Why is Patreon income taxed by the USA?

Ask your investment, budget, and other money related questions here
Post Reply
nomadscientist
Posts: 401
Joined: Fri Mar 13, 2020 12:54 am

Why is Patreon income taxed by the USA?

Post by nomadscientist »

Unless trinkets are offered there is no consideration. It is a clearly a gift, not wage income and not payment for a good or service.

2Birds1Stone
Posts: 1610
Joined: Thu Nov 19, 2015 11:20 am
Location: Earth

Re: Why is Patreon income taxed by the USA?

Post by 2Birds1Stone »

"Why is Patreon income taxed by the USA?"
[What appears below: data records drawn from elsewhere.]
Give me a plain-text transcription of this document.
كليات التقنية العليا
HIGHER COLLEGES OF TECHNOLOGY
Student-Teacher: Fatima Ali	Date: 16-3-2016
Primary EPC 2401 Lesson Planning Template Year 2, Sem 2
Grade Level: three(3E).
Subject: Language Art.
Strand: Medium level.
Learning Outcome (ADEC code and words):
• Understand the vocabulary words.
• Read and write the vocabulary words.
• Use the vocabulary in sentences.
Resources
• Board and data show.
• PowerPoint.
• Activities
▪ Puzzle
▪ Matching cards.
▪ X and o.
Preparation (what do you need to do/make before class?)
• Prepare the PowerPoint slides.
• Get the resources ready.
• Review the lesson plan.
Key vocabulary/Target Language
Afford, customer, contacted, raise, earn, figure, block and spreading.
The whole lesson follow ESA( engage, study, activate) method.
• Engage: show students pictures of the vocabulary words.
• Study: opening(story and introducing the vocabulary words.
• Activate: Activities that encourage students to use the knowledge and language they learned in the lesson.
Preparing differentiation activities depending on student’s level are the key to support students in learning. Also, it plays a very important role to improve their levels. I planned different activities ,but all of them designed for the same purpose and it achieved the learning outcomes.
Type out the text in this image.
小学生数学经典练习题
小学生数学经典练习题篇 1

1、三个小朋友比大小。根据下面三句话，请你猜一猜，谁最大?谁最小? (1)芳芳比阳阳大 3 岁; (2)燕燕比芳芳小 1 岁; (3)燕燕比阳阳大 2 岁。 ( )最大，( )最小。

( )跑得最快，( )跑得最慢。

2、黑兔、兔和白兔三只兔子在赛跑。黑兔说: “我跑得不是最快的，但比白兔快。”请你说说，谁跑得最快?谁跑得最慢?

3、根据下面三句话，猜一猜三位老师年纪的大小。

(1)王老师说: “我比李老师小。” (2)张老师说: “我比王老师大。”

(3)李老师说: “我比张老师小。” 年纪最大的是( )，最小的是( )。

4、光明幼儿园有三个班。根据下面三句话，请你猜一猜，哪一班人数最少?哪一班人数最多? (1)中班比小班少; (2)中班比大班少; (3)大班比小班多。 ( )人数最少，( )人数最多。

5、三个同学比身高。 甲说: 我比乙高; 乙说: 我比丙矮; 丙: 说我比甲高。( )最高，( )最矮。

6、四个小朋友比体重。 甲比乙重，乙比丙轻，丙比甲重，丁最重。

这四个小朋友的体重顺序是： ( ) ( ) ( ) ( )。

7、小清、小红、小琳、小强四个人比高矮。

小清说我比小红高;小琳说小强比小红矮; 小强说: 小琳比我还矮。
Just like bank bonus income, or anything that ends up on a 1099-MISC/1099-INT/1099-DIV etc.....

nomadscientist
Posts: 401
Joined: Fri Mar 13, 2020 12:54 am

Re: Why is Patreon income taxed by the USA?

Post by nomadscientist »

Bank bonus income is an inducement to sign a contract with consideration.

jacob
Site Admin
Posts: 15996
Joined: Fri Jun 28, 2013 8:38 pm
Location: USA, Zone 5b, Koppen Dfa, Elev. 620ft, Walkscore 77
Contact:

Re: Why is Patreon income taxed by the USA?

Post by jacob »

A little while ago, the IRS decided to tax "goods and services" delivered by Patreon. Some payments are clearly just a gift but in other cases, you get stuff like stickers, postcards, or early/special access. Each patreon sets the percentage between "free and value" and are taxed accordingly. If there are no trinkets or anything else that delineates a patron from the public, there should be no tax on that particular patreon.

I've noticed that a lot of US internet companies have started to collect sales tax in the past couple of years.

Tyler9000
Posts: 1758
Joined: Fri Jun 01, 2012 11:45 pm

Re: Why is Patreon income taxed by the USA?

Post by Tyler9000 »

Generally speaking, money one makes from Patreon has always been considered taxable income and creators are responsible for reporting it on their tax returns. There's hustle involved, so the IRS isn't likely to consider it a gift. You can probably think of it more like tips or hobby income.

Where it gets complicated is sales tax. For a long time Patreon just ignored the issue because online sales were mostly tax-free. But once states started counting digital goods and services as taxable products the writing was on the wall for most Patreon accounts. Many reward tiers are specifically designed to sell access to increasingly valuable products -- exclusive content, streaming videos, digital downloads, etc. It's basically a subscription sales platform in a social wrapper, so it would make sense that sales taxes would also apply when patrons expect to receive something for their money.

I've personally avoided Patreon to date for this very reason -- the sales tax issue is a big gray area for the rewards I would offer, and calculating/collecting/remitting unique tax rates to every individual state is way more complicated than it's worth. But I see that they just recently took it upon themselves to do all the legwork and will now handle all sales taxes as the party of record in every transaction, which is awesome. I'll have to take a second look at them as a platform.